Xiao Jun mengedarkan pandangan dari Wen Ting ke pojok ruangan di dekat singgasana Li San. “Menemukan tuan besar rumah ini.” Ungkap Xiao Jun mantap. Tanpa memberi aba-aba, ia memimpin jalan menuju ke atas kursi kebesaran sang penguasa. Lau dan Wen Ting mengekori jejaknya dalam diam dan penuh waspada. Pengawal suruhan Wen Ting pun siaga mengawal mereka dari belakang.
Xiao Jun menuruti kata hatinya, ia menaruh curiga pada kursi besar nan megah milik Li San. “Jika benar dugaanku, pasti ada sesuatu pada kursi ini.” Gumam Xiao Jun, ia menatap jeli kursi bercorak ukiran naga dan berwarna keemasan itu. Sekilas tampak seperti kursi normal, namun firasat Xiao Jun tetap yakin ada rahasia di balik kursi ini. Mengingat sifat protektif Li San yang terlalu mengagungkan benda ini, tidak boleh seorangpun yang mendekati singgasananya jika bukan pengawal pilihannya. Dan hanya pengawal tersebut yang boleh membersihkan area itu.
Sepasang mata naga yang terukir di gagang kursi mencolok perhatian Xiao Jun, di dalam bola mata itu terdapat aksara mandarin 天 (langit) dan 地球 bumi. Xiao Jun bergegas membalikkan badan menatap serius pada pengikut di belakangnya. “Kakak ipar, kau tunggu di sini saja. Aku akan masuk ke dalam, dan jika dalam waktu paling lambat dua puluh menit aku tidak keluar, tolong pencet dua mata ini.” Xiao Jun menunjuk dua bola mata naga itu.
Wen Ting mengernyit heran, “Kamu mau masuk ke mana?”
“Ruang rahasia tuan besar.” Jawab Xiao Jun singkat.
“Baiklah, pengawalku sebagian akan ikut ke dalam bersamamu.” Perintah Wen Ting, ia tak ingin dibantah sehingga
Xiao Jun pun hanya mengangguk pasrah.
Xiao Jun menyuruh Wen Ting dan pengikutnya mundur menjauh dari singgasana itu, ia pun tak yakin apa
perkiraannya tepat. Daripada menelan lebih banyak korban dari percobaan ini, lebih baik mengantisipasi mereka ke tempat yang lebih aman.

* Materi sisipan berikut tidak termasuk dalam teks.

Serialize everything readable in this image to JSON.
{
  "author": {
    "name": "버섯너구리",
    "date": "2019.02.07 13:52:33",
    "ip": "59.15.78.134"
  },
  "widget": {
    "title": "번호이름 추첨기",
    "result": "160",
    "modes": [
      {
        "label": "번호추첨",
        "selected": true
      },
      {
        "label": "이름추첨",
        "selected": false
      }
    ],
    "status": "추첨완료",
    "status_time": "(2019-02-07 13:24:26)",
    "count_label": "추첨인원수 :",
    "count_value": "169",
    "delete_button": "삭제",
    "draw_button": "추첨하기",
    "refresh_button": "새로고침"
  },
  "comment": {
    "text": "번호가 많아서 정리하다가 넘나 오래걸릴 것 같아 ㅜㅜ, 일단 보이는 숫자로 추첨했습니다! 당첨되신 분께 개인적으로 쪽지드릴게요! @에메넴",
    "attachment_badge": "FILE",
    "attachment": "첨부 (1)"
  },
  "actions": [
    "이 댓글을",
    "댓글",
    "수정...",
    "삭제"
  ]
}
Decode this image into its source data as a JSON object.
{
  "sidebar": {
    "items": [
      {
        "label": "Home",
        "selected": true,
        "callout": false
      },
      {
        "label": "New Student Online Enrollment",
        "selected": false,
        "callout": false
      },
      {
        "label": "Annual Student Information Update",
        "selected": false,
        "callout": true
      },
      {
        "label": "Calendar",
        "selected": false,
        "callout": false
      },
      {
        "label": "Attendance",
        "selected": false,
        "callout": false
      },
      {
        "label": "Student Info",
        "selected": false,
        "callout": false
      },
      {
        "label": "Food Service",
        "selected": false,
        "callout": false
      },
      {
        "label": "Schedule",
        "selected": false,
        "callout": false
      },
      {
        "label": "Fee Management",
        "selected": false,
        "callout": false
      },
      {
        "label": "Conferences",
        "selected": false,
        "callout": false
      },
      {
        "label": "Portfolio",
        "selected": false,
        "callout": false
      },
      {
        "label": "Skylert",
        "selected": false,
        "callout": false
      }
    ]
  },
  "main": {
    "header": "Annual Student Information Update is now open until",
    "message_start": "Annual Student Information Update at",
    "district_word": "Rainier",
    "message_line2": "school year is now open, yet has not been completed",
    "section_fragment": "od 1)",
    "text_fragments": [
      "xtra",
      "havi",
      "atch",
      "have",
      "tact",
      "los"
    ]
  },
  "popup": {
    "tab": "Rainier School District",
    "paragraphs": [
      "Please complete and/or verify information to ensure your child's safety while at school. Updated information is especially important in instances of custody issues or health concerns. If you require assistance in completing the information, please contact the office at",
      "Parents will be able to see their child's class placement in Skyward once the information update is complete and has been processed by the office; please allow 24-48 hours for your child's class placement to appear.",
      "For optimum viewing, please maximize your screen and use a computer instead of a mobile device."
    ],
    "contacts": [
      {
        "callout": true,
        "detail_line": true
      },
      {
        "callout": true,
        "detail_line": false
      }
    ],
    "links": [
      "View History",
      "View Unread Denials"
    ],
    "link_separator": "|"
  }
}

“Paman, bersiaplah aku akan mencobanya.” Ujar Xiao Jun pada Lau di sampingnya. Pengawal tua itu hanya
mengangguk patuh pada tuannya.
Perlahan Xiao Jun mengarahkan jari telunjuk dan jari tengahnya bersamaan menyentuh bola mata itu, tak seperti
dugaannya ternyata kayu itu terasa lunak dan tekanan jari itu terbenam. Getaran terasa kencang pada lantai yang dipijak Xiao Jun hingga mereka yang berdiri di sana mulai ketakutan. Dalam hitungan detik, dinding belakang kursi itu bergeser perlahan seperti membuka pintu penghubung ruangan lain.
Wen Ting yang menyaksikan dalam jarak empat meter pun tersentak kaget ketika Xiao Jun serta pengikutnya menghilang terbawa dinding yang bergeser itu. Setelah mereka menghilang, dinding serta tampilan singgasana itu kembali terlihat biasa.